On today’s show I am going to go over several networking tips that will be particularly helpful to introverts. But I also know extroverts who don’t love networking, so I think you extroverts out there will find these tactics useful as well.
Let’s be clear: I am an introvert. In this episode, I tell you about my solo adventures in Europe, where I enjoyed being alone with my thoughts and experiences and reactions.
Several things that I like are common among introverts:
I am comfortable doing things alone.
I enjoy being alone with my thoughts and my inner monologue.
I don’t have trouble filling alone time.
I like being with other people but usually one-on-one or in small groups and only for a short time.
All of this seems counterintuitive to everything we think about networking. How many of you would say you hate networking? Many people think of networking as those happy hour/reception-type events with strangers. But that’s only one small part of networking.
First, let’s reframe networking in our minds. I have renamed it: “relationship building.”
And “relationship building” is a necessary part of building your freelance business. You cannot sit in your home office all day and just do the work, without meeting new people, marketing your business, making connections. You MUST talk about your business A LOT. Life is word of mouth.
I’ll start with three steps to prepare for networking events:
Step 1: Set a monthly networking goal. Choose the number of networking events you will commit to in one month. Put it on your calendar to plan this out at the beginning of each month.
Search on Twitter, go to Meetup.com, search Facebook events in your area, and Google the local chapters of national organizations you are interested in or already belong to.
Step 2: Develop ice-breaker questions ahead of time.
Step 3: Set a networking goal for that particular event. For example, tell yourself you are going to meet 3–5 new people. And when you hit that goal, give yourself permission to leave.
Now, I want to also talk about email networking. You may not think of this as networking, but you can build great business relationships and connections through email.
Here’s one of the best tips I got when I started my freelance business: Email everyone you know.
Not just former co-workers and friends. Email family, neighbors, classmates, former bosses, even other freelancers who you might think of as competitors. Tell them you are starting your own business and explain your services. Focus on how you can help people solve their challenges.
If you didn’t do this when you started freelancing, it’s not too late. It doesn’t matter how long you’ve been freelancing; you can do this at any time. It just takes tweaking the email. Maybe explain that you are looking for new clients—or even that you added new services—and that you wanted to see if they could use your services or know of anyone who could.
Here’s the trick: Don’t just say, “please let me know if you know of anyone who might be interested in my services.” ASK for that person’s contact info: Do you know of anyone who might be in need of my help? Would you mind sharing their contact info with me so I can reach out to them directly?
That is the critical piece because if you don’t ask for the contact info, they may not forward your email on and you’ll have no idea who might see it.
Now, let’s talk about conferences, which I love. Before you go to a conference, download the conference app. Don’t just look at the schedule; look at the speakers and attendees (if the app allows this).
Search the conference hashtag regularly in the week leading up to the conference. You can even tweet something obvious like “Hey, who’s going to hashtag XYC next week?” You may realize that people you’ve known only on Twitter will be there. Go ahead and suggest you meet up. You can move your conversation to the Twitter DMs or email or text to make plans.
I recently went to the Podcast Movement conference for the second time. Having a podcast provided the perfect question to approach strangers with: What is your podcast about?
I noticed that because of this, there was a culture at Podcast Movement of introducing yourself to people you sat next to during sessions. I’ve never seen that happen to that extent at any other conference.
Podcast Movement has an friendly vibe and culture. I saw more than once people commenting on Facebook and Twitter just how NICE everyone is. There were about 3,000 people there this year, a huge conference in my mind. I could so easily be overwhelmed and not talk to anyone.
But this friendliness was contagious. After a day or so, I too was automatically introducing myself to the people I sat next to. I had great conversations about podcasting, found some people who have similar focuses and audiences as I do, found other freelancers, and just learned new things.
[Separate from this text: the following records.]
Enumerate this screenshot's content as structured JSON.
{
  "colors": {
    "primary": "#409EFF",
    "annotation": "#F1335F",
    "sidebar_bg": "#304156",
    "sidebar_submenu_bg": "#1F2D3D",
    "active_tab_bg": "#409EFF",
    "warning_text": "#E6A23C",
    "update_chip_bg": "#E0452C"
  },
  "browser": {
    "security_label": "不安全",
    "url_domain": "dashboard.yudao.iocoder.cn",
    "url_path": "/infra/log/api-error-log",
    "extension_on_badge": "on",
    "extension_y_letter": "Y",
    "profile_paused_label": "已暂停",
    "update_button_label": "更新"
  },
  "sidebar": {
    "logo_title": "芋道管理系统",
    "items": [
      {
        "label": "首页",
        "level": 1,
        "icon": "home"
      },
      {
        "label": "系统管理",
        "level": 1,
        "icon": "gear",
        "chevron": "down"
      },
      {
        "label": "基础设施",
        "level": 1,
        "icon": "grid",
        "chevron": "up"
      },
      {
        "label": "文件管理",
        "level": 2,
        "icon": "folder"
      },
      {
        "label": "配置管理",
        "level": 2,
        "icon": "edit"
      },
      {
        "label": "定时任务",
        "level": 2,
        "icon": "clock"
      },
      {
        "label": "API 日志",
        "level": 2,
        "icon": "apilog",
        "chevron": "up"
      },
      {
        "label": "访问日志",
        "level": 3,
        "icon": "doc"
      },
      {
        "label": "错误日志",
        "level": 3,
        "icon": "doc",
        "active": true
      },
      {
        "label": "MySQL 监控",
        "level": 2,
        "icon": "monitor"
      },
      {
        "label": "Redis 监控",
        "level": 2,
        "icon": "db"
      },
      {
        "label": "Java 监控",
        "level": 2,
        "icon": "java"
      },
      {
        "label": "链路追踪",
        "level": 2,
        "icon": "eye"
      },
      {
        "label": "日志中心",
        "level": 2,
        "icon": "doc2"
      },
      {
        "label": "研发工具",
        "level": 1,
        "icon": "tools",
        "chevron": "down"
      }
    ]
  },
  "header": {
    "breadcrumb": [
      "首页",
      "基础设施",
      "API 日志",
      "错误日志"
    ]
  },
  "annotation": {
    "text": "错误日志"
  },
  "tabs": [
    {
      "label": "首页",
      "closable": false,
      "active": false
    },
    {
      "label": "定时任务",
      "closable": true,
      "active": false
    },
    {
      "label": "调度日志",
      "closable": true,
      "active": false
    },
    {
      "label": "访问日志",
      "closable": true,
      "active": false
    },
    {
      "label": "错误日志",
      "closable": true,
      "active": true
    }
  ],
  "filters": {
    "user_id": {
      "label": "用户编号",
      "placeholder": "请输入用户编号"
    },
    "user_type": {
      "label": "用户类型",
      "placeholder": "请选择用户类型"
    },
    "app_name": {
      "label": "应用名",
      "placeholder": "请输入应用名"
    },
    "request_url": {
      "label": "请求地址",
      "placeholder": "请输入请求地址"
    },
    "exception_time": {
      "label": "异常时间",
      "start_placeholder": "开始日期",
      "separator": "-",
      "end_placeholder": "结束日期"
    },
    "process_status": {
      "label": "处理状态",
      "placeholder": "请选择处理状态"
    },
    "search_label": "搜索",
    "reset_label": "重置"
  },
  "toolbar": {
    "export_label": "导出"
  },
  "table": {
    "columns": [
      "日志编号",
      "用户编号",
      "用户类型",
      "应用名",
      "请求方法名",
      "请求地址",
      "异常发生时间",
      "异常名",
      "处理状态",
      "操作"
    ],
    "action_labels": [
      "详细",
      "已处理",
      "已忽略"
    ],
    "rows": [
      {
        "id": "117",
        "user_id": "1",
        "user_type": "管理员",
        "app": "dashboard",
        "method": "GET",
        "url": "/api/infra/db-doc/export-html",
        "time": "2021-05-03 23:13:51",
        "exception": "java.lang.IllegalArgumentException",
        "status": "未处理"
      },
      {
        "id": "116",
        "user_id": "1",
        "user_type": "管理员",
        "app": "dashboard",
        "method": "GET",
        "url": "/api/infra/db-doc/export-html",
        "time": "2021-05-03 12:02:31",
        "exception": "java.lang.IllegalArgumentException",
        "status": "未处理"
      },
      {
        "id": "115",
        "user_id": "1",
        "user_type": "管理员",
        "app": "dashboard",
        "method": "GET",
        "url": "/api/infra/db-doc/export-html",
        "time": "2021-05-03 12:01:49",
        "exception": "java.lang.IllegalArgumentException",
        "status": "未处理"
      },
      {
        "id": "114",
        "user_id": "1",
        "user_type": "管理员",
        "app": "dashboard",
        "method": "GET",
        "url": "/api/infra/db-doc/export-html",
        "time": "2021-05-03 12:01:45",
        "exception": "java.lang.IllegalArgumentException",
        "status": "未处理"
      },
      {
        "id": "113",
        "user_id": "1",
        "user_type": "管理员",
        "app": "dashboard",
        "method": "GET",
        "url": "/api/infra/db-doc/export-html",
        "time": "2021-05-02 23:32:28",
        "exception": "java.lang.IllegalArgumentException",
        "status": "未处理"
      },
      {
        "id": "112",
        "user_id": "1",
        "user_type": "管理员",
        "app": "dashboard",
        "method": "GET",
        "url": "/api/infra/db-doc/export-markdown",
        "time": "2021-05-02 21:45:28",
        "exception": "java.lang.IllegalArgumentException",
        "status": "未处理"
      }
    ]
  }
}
It was exhilarating, and I’m really going to try to remind myself of this at my future conferences so I can help implement this awesome culture into other events.
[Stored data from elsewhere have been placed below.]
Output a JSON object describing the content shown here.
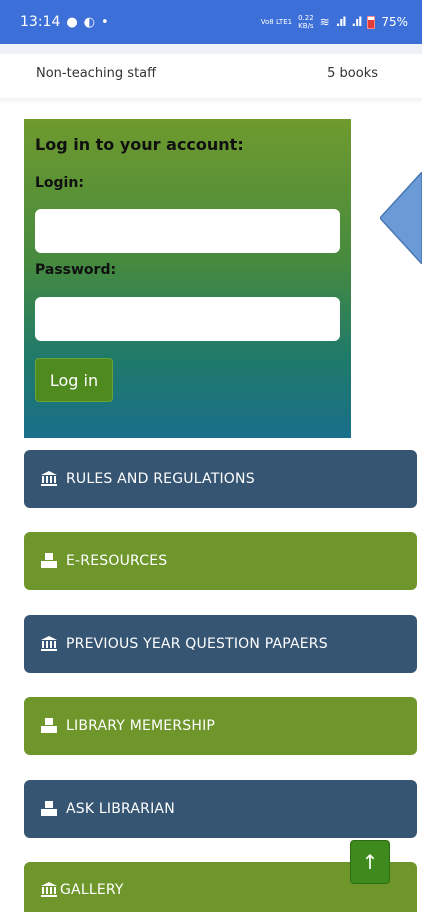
{
  "status_bar": {
    "time": "13:14",
    "volte": "Vo8 LTE1",
    "speed_value": "0.22",
    "speed_unit": "KB/s",
    "battery": "75%"
  },
  "staff_row": {
    "label": "Non-teaching staff",
    "count": "5 books"
  },
  "login": {
    "title": "Log in to your account:",
    "login_label": "Login:",
    "login_value": "",
    "password_label": "Password:",
    "password_value": "",
    "button_label": "Log in"
  },
  "menu": [
    {
      "label": "RULES AND REGULATIONS",
      "icon": "bank-icon",
      "color": "#355573"
    },
    {
      "label": "E-RESOURCES",
      "icon": "cubes-icon",
      "color": "#6e962b"
    },
    {
      "label": "PREVIOUS YEAR QUESTION PAPAERS",
      "icon": "bank-icon",
      "color": "#355573"
    },
    {
      "label": "LIBRARY MEMERSHIP",
      "icon": "cubes-icon",
      "color": "#6e962b"
    },
    {
      "label": "ASK LIBRARIAN",
      "icon": "cubes-icon",
      "color": "#355573"
    },
    {
      "label": "GALLERY",
      "icon": "bank-icon",
      "color": "#6e962b"
    }
  ],
  "scroll_top": {
    "icon": "arrow-up-icon"
  }
}
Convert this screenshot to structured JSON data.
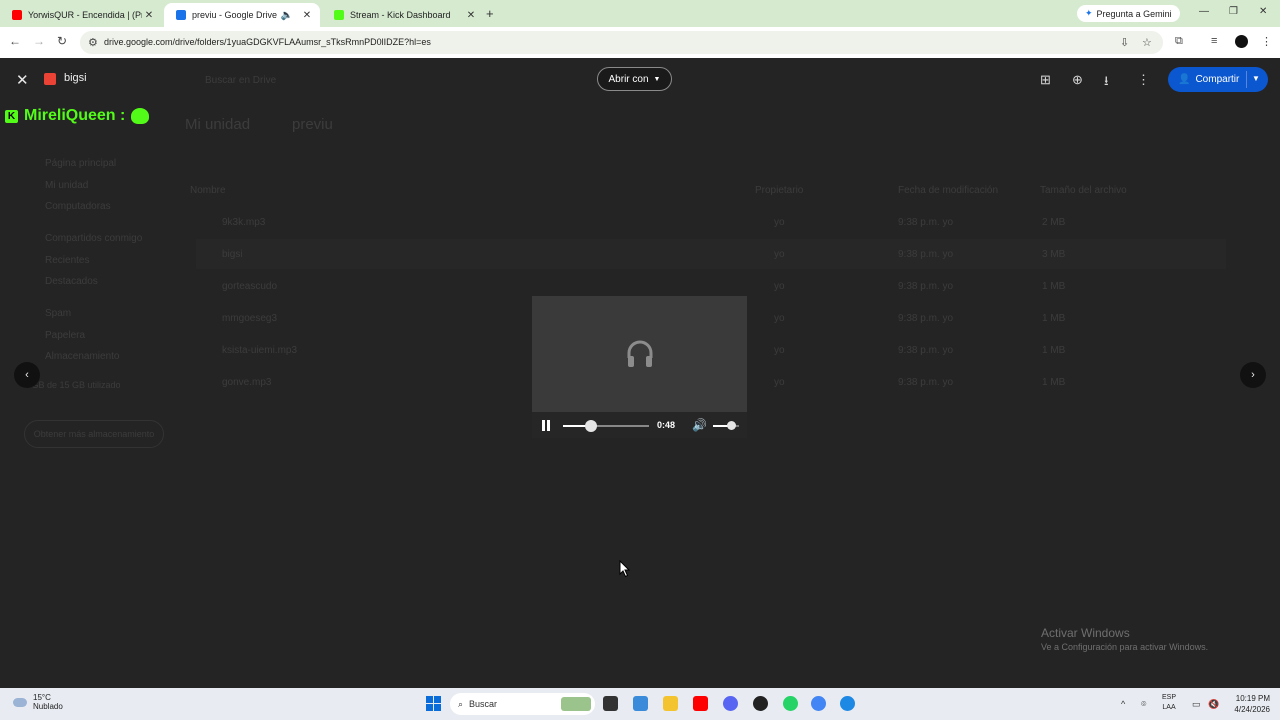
{
  "browser": {
    "tabs": [
      {
        "title": "YorwisQUR - Encendida | (Prod...",
        "favicon_color": "#ff0000",
        "active": false
      },
      {
        "title": "previu - Google Drive",
        "favicon_color": "#1a73e8",
        "active": true,
        "audio_icon": "speaker-icon"
      },
      {
        "title": "Stream - Kick Dashboard",
        "favicon_color": "#53fc18",
        "active": false
      }
    ],
    "new_tab_icon": "+",
    "gemini_label": "Pregunta a Gemini",
    "url": "drive.google.com/drive/folders/1yuaGDGKVFLAAumsr_sTksRmnPD0lIDZE?hl=es"
  },
  "drive_background": {
    "search_placeholder": "Buscar en Drive",
    "breadcrumb": [
      "Mi unidad",
      "previu"
    ],
    "sidebar": [
      "Página principal",
      "Mi unidad",
      "Computadoras",
      "Compartidos conmigo",
      "Recientes",
      "Destacados",
      "Spam",
      "Papelera",
      "Almacenamiento"
    ],
    "storage_text": "1 GB de 15 GB utilizado",
    "storage_button": "Obtener más almacenamiento",
    "columns": [
      "Nombre",
      "Propietario",
      "Fecha de modificación",
      "Tamaño del archivo"
    ],
    "files": [
      {
        "name": "9k3k.mp3",
        "owner": "yo",
        "modified": "9:38 p.m. yo",
        "size": "2 MB"
      },
      {
        "name": "bigsi",
        "owner": "yo",
        "modified": "9:38 p.m. yo",
        "size": "3 MB"
      },
      {
        "name": "gorteascudo",
        "owner": "yo",
        "modified": "9:38 p.m. yo",
        "size": "1 MB"
      },
      {
        "name": "mmgoeseg3",
        "owner": "yo",
        "modified": "9:38 p.m. yo",
        "size": "1 MB"
      },
      {
        "name": "ksista-uiemi.mp3",
        "owner": "yo",
        "modified": "9:38 p.m. yo",
        "size": "1 MB"
      },
      {
        "name": "gonve.mp3",
        "owner": "yo",
        "modified": "9:38 p.m. yo",
        "size": "1 MB"
      }
    ]
  },
  "viewer": {
    "filename": "bigsi",
    "open_with_label": "Abrir con",
    "share_label": "Compartir",
    "overlay_brand": "MireliQueen :",
    "player": {
      "time": "0:48",
      "progress_fraction": 0.33,
      "volume_fraction": 0.7
    }
  },
  "watermark": {
    "title": "Activar Windows",
    "subtitle": "Ve a Configuración para activar Windows."
  },
  "taskbar": {
    "weather_temp": "15°C",
    "weather_desc": "Nublado",
    "search_placeholder": "Buscar",
    "lang_top": "ESP",
    "lang_bottom": "LAA",
    "time": "10:19 PM",
    "date": "4/24/2026"
  }
}
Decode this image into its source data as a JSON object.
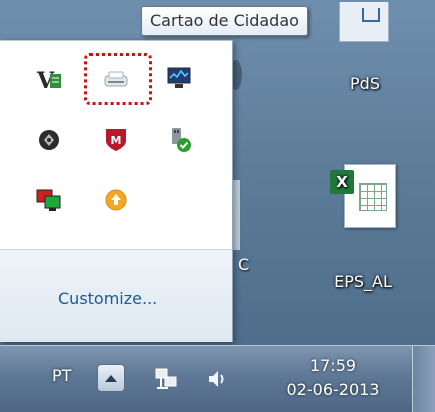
{
  "tooltip": {
    "text": "Cartao de Cidadao"
  },
  "desktop": {
    "icons": [
      {
        "label": "PdS"
      },
      {
        "label": "EPS_AL"
      }
    ],
    "partial_label": "C"
  },
  "tray_popup": {
    "icons": [
      {
        "name": "vm-icon"
      },
      {
        "name": "card-reader-icon",
        "tooltip": "Cartao de Cidadao",
        "highlighted": true
      },
      {
        "name": "monitor-icon"
      },
      {
        "name": "ball-icon"
      },
      {
        "name": "mcafee-icon"
      },
      {
        "name": "safely-remove-icon"
      },
      {
        "name": "network-monitors-icon"
      },
      {
        "name": "update-icon"
      }
    ],
    "customize_label": "Customize..."
  },
  "taskbar": {
    "language": "PT",
    "time": "17:59",
    "date": "02-06-2013"
  },
  "colors": {
    "highlight_border": "#cc1111",
    "link": "#1c5a9a",
    "taskbar": "#5f7896"
  }
}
One note about conferences and being an introvert: All those people can be EXHAUSTING— especially when you’re doing all that extra networking.
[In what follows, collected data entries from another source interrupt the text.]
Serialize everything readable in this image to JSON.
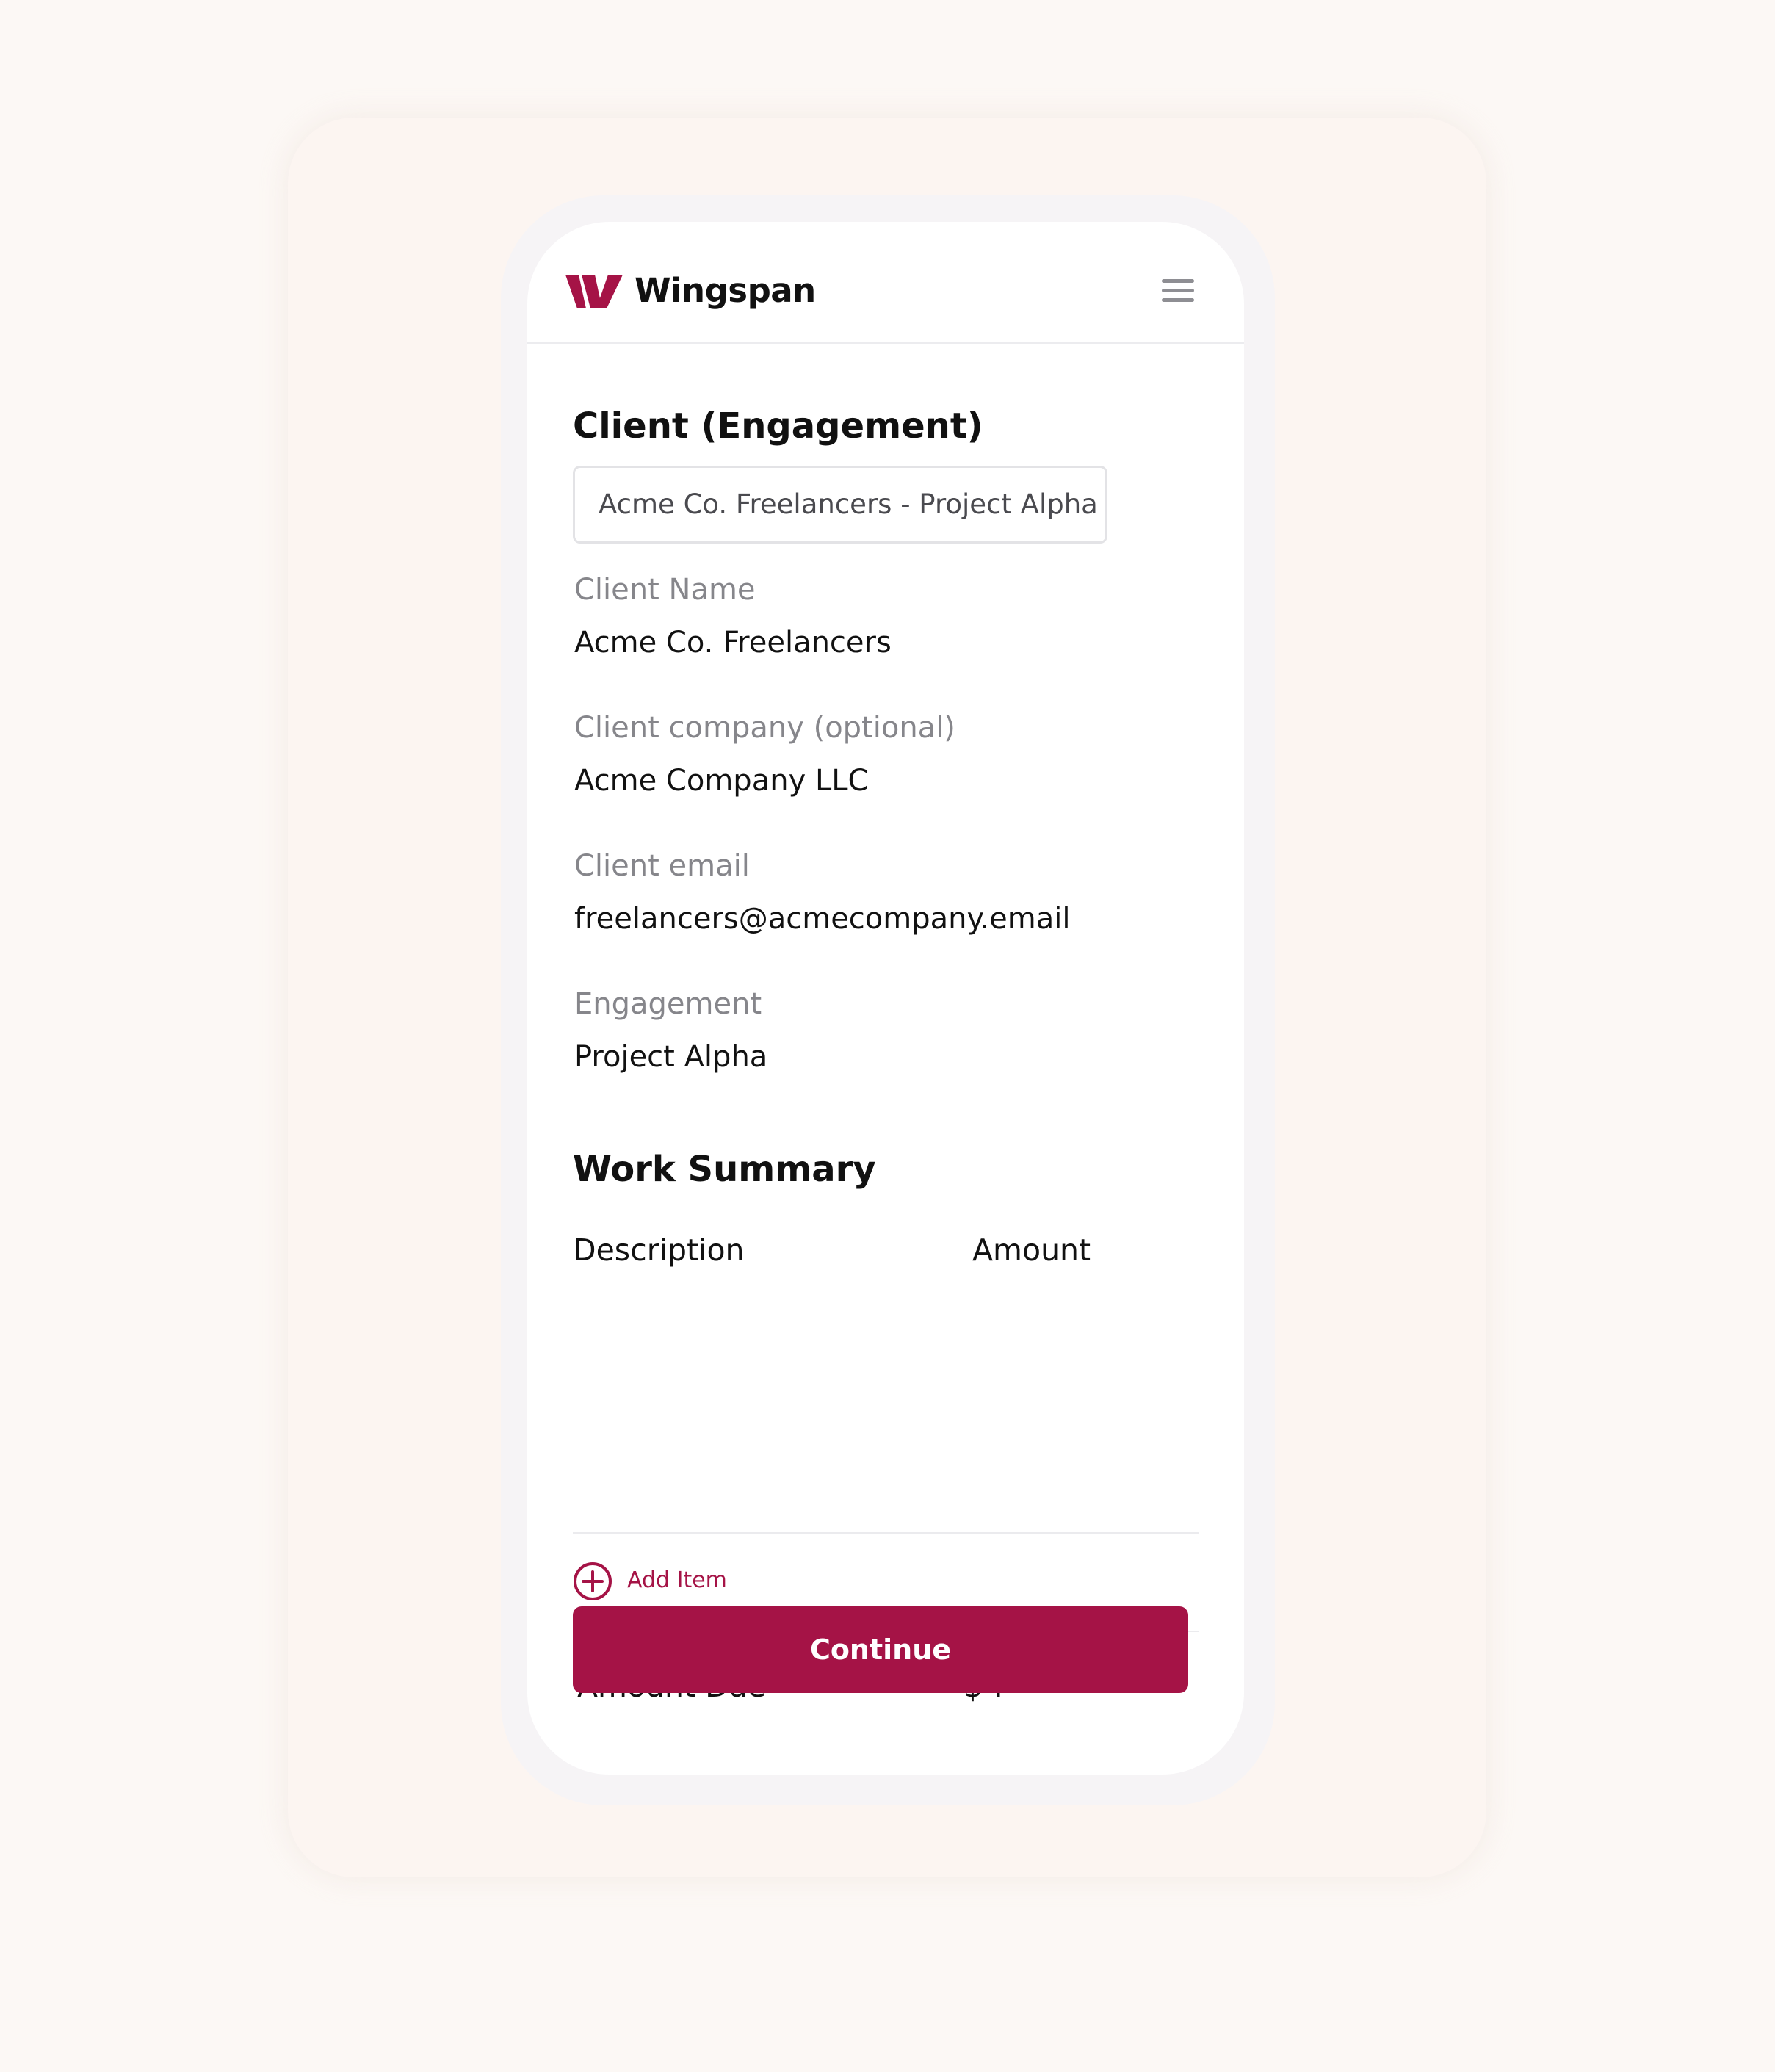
{
  "colors": {
    "brand": "#a51346",
    "page_background": "#fcf8f5",
    "label_gray": "#86868b"
  },
  "header": {
    "brand_name": "Wingspan",
    "logo_icon": "wingspan-logo-icon",
    "menu_icon": "hamburger-menu-icon"
  },
  "client_section": {
    "title": "Client (Engagement)",
    "engagement_select_value": "Acme Co. Freelancers - Project Alpha"
  },
  "fields": [
    {
      "label": "Client Name",
      "value": "Acme Co. Freelancers"
    },
    {
      "label": "Client company (optional)",
      "value": "Acme Company LLC"
    },
    {
      "label": "Client email",
      "value": "freelancers@acmecompany.email"
    },
    {
      "label": "Engagement",
      "value": "Project Alpha"
    }
  ],
  "work_summary": {
    "title": "Work Summary",
    "columns": [
      "Description",
      "Amount"
    ],
    "add_item_label": "Add Item",
    "add_item_icon": "plus-circle-icon",
    "amount_due_label": "Amount Due",
    "amount_due_value": "$-.--"
  },
  "actions": {
    "continue_label": "Continue"
  }
}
Introverts get their energy from within and get tired after a while of being around so many people. So take care of yourself and your energy. For me, this means I always splurge a bit and stay at the conference hotel so I can just pop upstairs to my room to rest.
Don’t feel guilty if you skip a session to rest and relax in your room. Even take a nap. You are paying for this conference and you need to get out of it what you want. Sometimes that means taking a break from people in the middle of the day so you can rally for the late afternoon sessions or evening events. I often eat lunch at conferences by myself. If lunch isn’t provided, I leave the convention and go find some healthy fast food. And I take it back to my hotel room. I don’t stay in the restaurant, which is also loud and full of people.
At conferences, it’s important to be aware of how you’re feeling and if your energy is waning. Don’t be afraid to escape for a bit.